HTTP query and URI encoding doubts [closed]

2019-01-28 13:23发布

问题:

Recently I was researching HTTP query strings while wondering about possibilities on web service access interface API. And it seems very underspecified.

In fact RFC 3986 (Uniform Resource Identifier (URI): Generic Syntax) doesn’t say anything about format of the query string fragment and ends on defining which characters are allowed and how to encode other characters. (I will return to this later.)

The only thing I found was HTML specification on how forms are mangled into query string (HTML 4.01; 17.13.4 Form content types, application/x-www-form-urlencoded). HTML 5 algorithm seems close enough (4.10.22.5 URL-encoded form data).

This might seem OK. After all why would anyone want to set a query string format for everyone else. What for? But are there any other (than HTML) well established standards? Is anyone else using a different format?


A side question here is dealing with [] in form fields names. PHP uses that to ensure that multiple occurrences of a field are all present in $_GET superglobal variable. (Otherwise only last occurrence is present.)

But from RFC 3986 it seems that neither [ nor ] are allowed in query string. Yet my experiments with various browsers suggested that no browser encodes those characters and they are there in the URI just like that...

Is this real life practice? Or am I testing it incorrectly? I tested with PHP 5.3.17 on IIS 7. Using Internet Explorer, Firefox and Chrome. Then I compared what is in $_SERVER['QUERY_STRING'] and $_GET.


Another question is real life support for semicolon separation.

HTML 4.01 specification (B.2.2 Ampersands in URI attribute values) recommends HTTP servers to accept semicolon (;) as parameter separator (opposed to ampersand &).

Is any server supporting it? Is anyone using this? Is it worth to bother with that (when considering allowed formats of query string for a web service)?


Then how about non-ASCII characters support?

HTML 4.01 specification (B.2.1 Non-ASCII characters in URI attribute values) restates clearly what URI describing RFCs stated in the first place: non-ASCII characters are not allowed in URI. Yet specification takes into account existing practice (of use of illegal URIs) and advices to change such characters into UTF-8 encoding and then treat each byte with URI-standard hex encoding.

From my tests is seems that for example Chrome and Firefox do so. But Internet Explorer did not and just sent those characters like they were. PHP partially coped with that. $_SERVER['QUERY_STRING'] and $_GET contained those characters. But $_SERVER['REQUEST_URI'] contained ? instead.

Are there any standards or practices how to approach such cases?


And another connected question is how then should authors publish (by URI) resources with names containing non-ASCII (for example national) characters? Considering all the various parties (HTML code, browser sending request, browser saving file do disk, server receiving and processing request and server storing the file) it seems nearly impossible to have it working consistently. Or at least I never managed.

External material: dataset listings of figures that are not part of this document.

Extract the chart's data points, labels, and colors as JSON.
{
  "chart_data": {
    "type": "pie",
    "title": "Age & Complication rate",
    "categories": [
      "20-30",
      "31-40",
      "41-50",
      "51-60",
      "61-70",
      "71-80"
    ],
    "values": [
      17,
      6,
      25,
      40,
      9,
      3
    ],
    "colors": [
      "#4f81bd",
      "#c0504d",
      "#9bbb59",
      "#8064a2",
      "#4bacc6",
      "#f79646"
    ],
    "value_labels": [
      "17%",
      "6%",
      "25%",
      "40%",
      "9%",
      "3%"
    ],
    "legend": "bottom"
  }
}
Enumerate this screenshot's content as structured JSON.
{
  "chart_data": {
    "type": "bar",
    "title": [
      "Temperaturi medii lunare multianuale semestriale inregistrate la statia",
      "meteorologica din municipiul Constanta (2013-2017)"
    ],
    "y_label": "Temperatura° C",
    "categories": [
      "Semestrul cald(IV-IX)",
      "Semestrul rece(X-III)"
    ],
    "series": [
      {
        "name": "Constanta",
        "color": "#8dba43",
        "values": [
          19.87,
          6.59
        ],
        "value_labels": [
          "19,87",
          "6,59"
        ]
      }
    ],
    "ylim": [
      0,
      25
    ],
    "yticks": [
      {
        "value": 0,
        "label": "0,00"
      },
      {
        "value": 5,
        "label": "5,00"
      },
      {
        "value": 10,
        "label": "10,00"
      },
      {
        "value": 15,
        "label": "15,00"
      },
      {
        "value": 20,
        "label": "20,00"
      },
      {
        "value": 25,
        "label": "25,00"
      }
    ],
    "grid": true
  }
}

When it comes to web pages I’m already used to that and always replace national characters with corresponding Latin base characters. But when it comes to external files (PDFs, images, …) it somehow “feels wrong” to “downgrade” the names. Especially if one expects users to save those files on disk.. How to deal with this issue?

回答1:

Have you checked HTTP specyfication (RFC2616)?

Take a look at those parts:

  • http://www.w3.org/Protocols/rfc2616/rfc2616-sec5.html#sec5.1.2
  • http://www.w3.org/Protocols/rfc2616/rfc2616-sec3.html#sec3.2

The practical advice would be to use Base64 to encode the fields that you expect to contain risky characters and later on decode them on your backend.

Btw. Your question is really long. It decreases the chance that someone will dig into it.



回答2:

In fact RFC 3986 (Uniform Resource Identifier (URI): Generic Syntax) doesn’t say anything about format of the query string fragment

Yes, it does, in Section 3.4:

query       = *( pchar / "/" / "?" )

pchar is defined in Section 3.3:

pchar         = unreserved / pct-encoded / sub-delims / ":" / "@"

and ends on defining which characters are allowed and how to encode other characters.

Exactly. That is defining the format of the query string fragment.

But from RFC 3986 it seems that neither [ nor ] are allowed in query string.

Officially, yes. But not all browsers do it, and that is broken behavior on their part. All official specs I have seen (and 3986 is not the only one in play) say those characters must be percent-encoded.

Then how about non-ASCII characters support?

Non-ASCII characters are not allowed in URIs. They must be charset-encoded and percent-encoded. The actual charset used is server-specific, there is no spec that allows a URI to specify the charset used. Various specs recommend UTF-8, but do not require UTF-8, and some foreign servers indeed do not use UTF-8.

The IRI spec (RFC 3987), which replaces the URL/URI specs, supports the full Unicode charset, but IRIs are still relatively new and many servers do not support them yet. However, The RFC does define algorithms for converting IRIs to URIs and vice versa.

When in doubt, percent-encode everything you are not sure about. Servers are required to support an decode them when present, before then processing the decoded data as needed.